It was 1999. I needed something new. A creative outlet. A way to meet new people and improve my social skills. I had always been attracted to dancing but had never taken classes, unless you include my brief stint with ballet at age 11 with the strict, intimidating Russian woman who terrified me. I decided to try ballroom dancing at our local community college.
It was a gentle beginning. A nonthreatening potpourri of dance genres and styles. Kinda fun. While in the class, I learned about other dance opportunities in town. There was west coast swing on Mondays, salsa on Tuesdays, contra dancing on Saturdays, ecstatic dance on Wednesdays, and Argentine tango on Sundays. And so, I ventured out into the eclectic dance world of Eugene, Oregon.
(Note: If you have been reading my blog for a while, you have come across the adventures of Andrei and my Tango Therapy. But this is not that story.)
I first tried West Coast Swing (where I met Andrei) but I couldn’t quite get the hang of it. And the community of dancers was a bit too competitive and kind of clique-ish.
So, next, I experimented with salsa. I loved the beat of the music and had a certain knack for it. But the dance events didn’t even start until 10pm and everyone there looked to be about 14 years old. So I didn’t stick with it.
(Another note: I skipped over contra and ecstatic dancing. I admit to an unfair bias. My town is known for being what might affectionately be called hippie dippy. I appreciate the progressive leanings of that population for sure but not the garlic scent that can accompany some of the dancers. Apologies to my readers who are garlic lovers or who identify as hippies.)
Then, there was the Argentine tango.
I remember the first day. I slipped into the room, standing in the shadows, hiding, just to see what was up. It looked impossible. I watched the dancers moving gracefully around the floor. Striding. Legs flicking to the haunting music. Bodies glued together. How did they do that?
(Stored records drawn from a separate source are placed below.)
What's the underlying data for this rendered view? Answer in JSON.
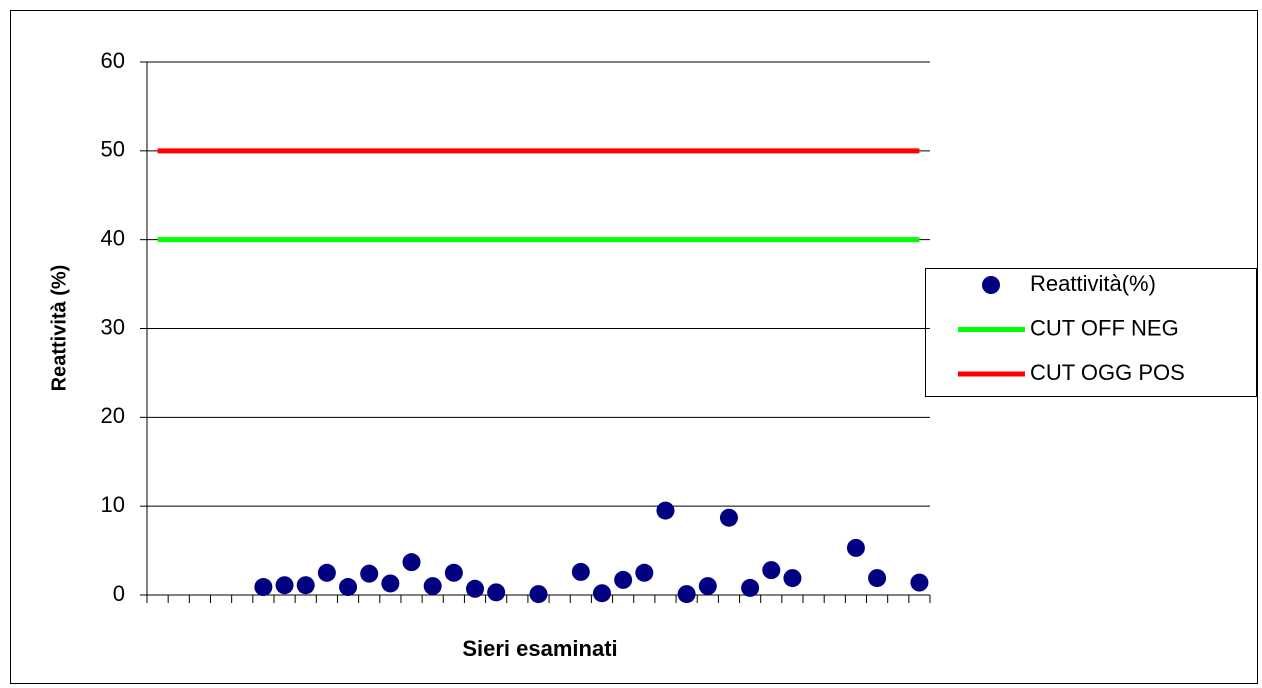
{
  "chart_data": {
    "type": "line",
    "y_label": "Reattività (%)",
    "x_label": "Sieri esaminati",
    "categories": [
      null,
      null,
      null,
      null,
      null,
      null,
      null,
      null,
      null,
      null,
      null,
      null,
      null,
      null,
      null,
      null,
      null,
      null,
      null,
      null,
      null,
      null,
      null,
      null,
      null,
      null,
      null,
      null,
      null,
      null,
      null,
      null,
      null,
      null,
      null,
      null,
      null
    ],
    "series": [
      {
        "name": "Reattività(%)",
        "color": "#000080",
        "mode": "markers",
        "values": [
          null,
          null,
          null,
          null,
          null,
          0.9,
          1.1,
          1.1,
          2.5,
          0.9,
          2.4,
          1.3,
          3.7,
          1.0,
          2.5,
          0.7,
          0.3,
          null,
          0.1,
          null,
          2.6,
          0.2,
          1.7,
          2.5,
          9.5,
          0.1,
          1.0,
          8.7,
          0.8,
          2.8,
          1.9,
          null,
          null,
          5.3,
          1.9,
          null,
          1.4
        ]
      },
      {
        "name": "CUT OFF NEG",
        "color": "#00ff00",
        "mode": "line",
        "values": [
          40,
          40,
          40,
          40,
          40,
          40,
          40,
          40,
          40,
          40,
          40,
          40,
          40,
          40,
          40,
          40,
          40,
          40,
          40,
          40,
          40,
          40,
          40,
          40,
          40,
          40,
          40,
          40,
          40,
          40,
          40,
          40,
          40,
          40,
          40,
          40,
          40
        ]
      },
      {
        "name": "CUT OGG POS",
        "color": "#ff0000",
        "mode": "line",
        "values": [
          50,
          50,
          50,
          50,
          50,
          50,
          50,
          50,
          50,
          50,
          50,
          50,
          50,
          50,
          50,
          50,
          50,
          50,
          50,
          50,
          50,
          50,
          50,
          50,
          50,
          50,
          50,
          50,
          50,
          50,
          50,
          50,
          50,
          50,
          50,
          50,
          50
        ]
      }
    ],
    "ylim": [
      0,
      60
    ],
    "yticks": [
      0,
      10,
      20,
      30,
      40,
      50,
      60
    ],
    "grid": true,
    "legend": "right"
  }
}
But something was telling me to give it a try. And yet. I do not like looking like a klutz. Or a beginner. Or stupid. Or uncool.
Not that I was ever cool.
So. I decided to risk klutziness and stupidity, in spite of myself. And it worked. In a short few months, I was obsessed. (It took much longer to get unklutzy and smart-ish.) I mean really. Here we are now in a pandemic where no one is likely dancing the Argentine tango and I am still writing about it. That obsessed. Over time, I even experienced moments of pure astonishing unity when I was so connected with my partner, we were one body, one heart, and 4 legs.
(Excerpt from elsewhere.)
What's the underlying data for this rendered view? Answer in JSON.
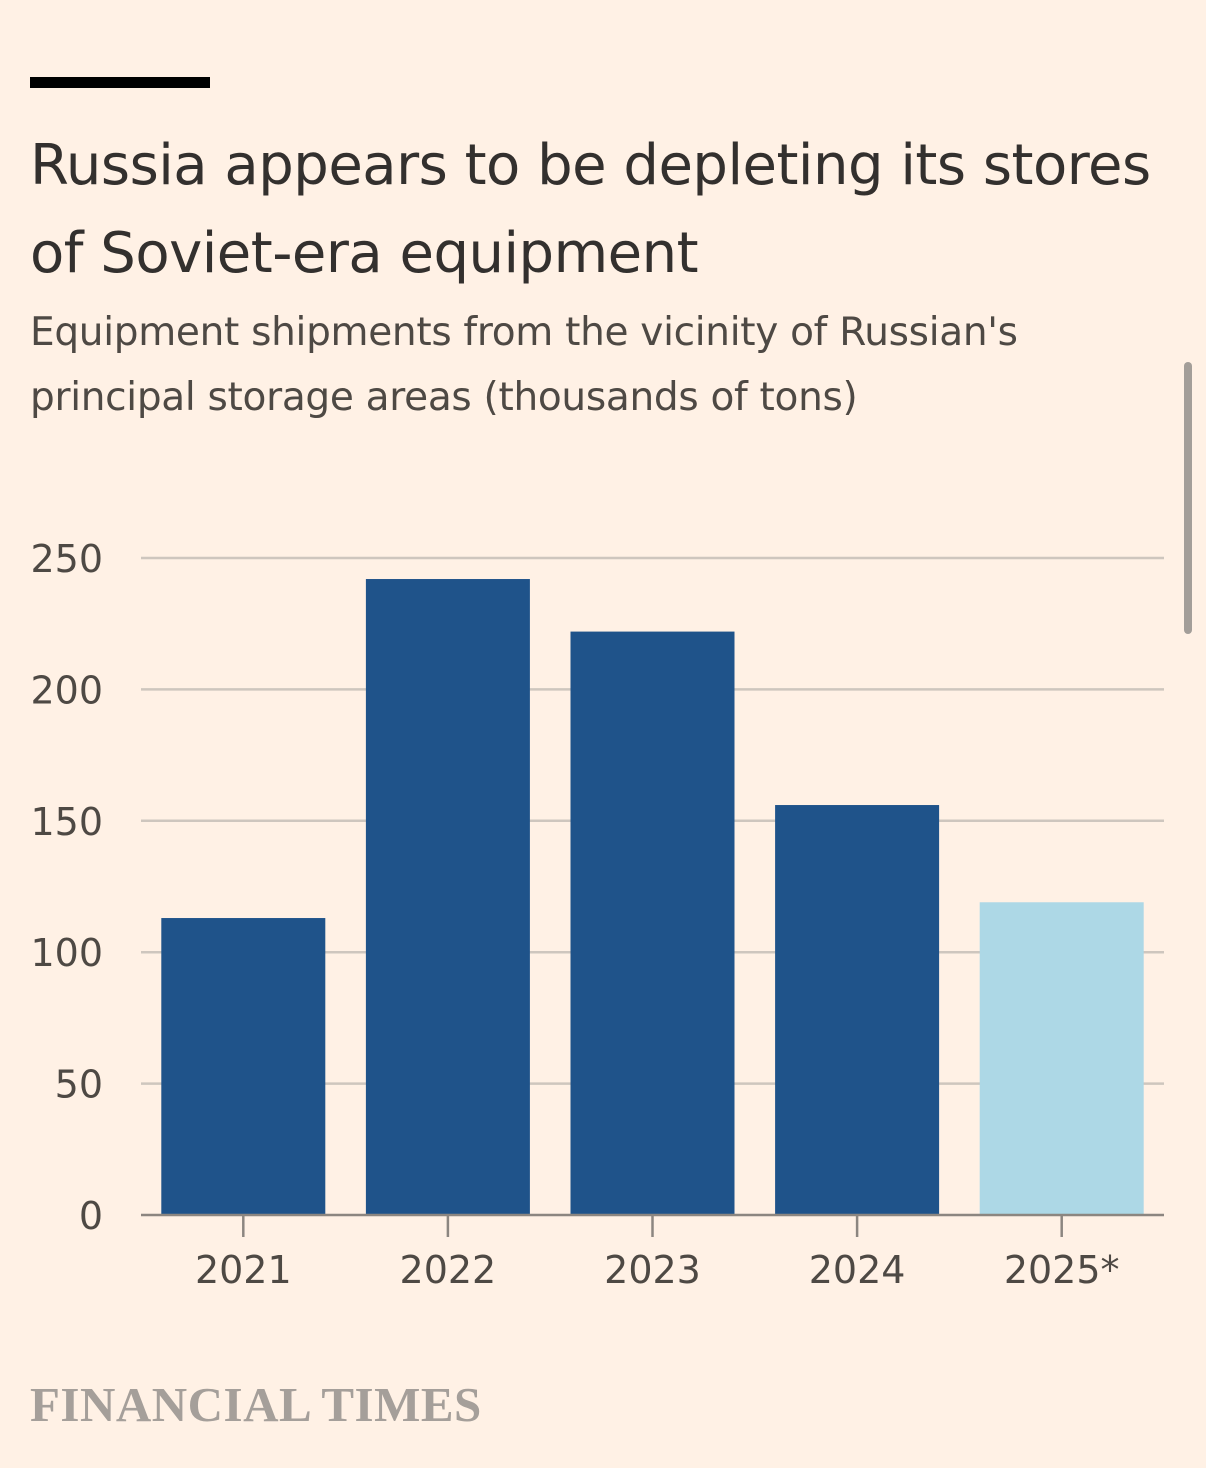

You may ask, then, what does this have to do with you. Right? Surely I am not asking you to wrap your arms around total strangers and breathe on them during a pandemic!
That is correct. Read on.
I want you to try something new. Something you have always wanted to do. I want you to risk looking like a klutz, a beginner, stupid, or uncool. I know it will be hard. You are used to learning quickly whatever you try. If you might fail or even make mistakes along the way, you avoid it. Am I right?
This is typical rainforest-minded behavior. If your identity is linked deeply to being smart and the best at whatever you try, because that is what got you attention, or why you thought you were loved, then having to struggle, to not know something, even to have to practice to build your skills, may feel intimidating, uncomfortable, and even terrifying.
But, I am here to tell you that the risks are worth it. They really are. If you have kids, you will be saving them from those same fears if you show them it is OK to make mistakes or even fail. If you care about the future of the planet, and I know you do, breaking through your limits can expand your reach and your impact. It can build your confidence and open new doors to unknown possibilities.
It might even bring you pure astonishing unklutzified unity.
To my bloggEEs: Tell us about any fears you might have of trying something new. Are you used to being the best or of knowing it before you learn it? Do you have anxiety around mistakes or failure? What might you be willing to try to expand your horizons?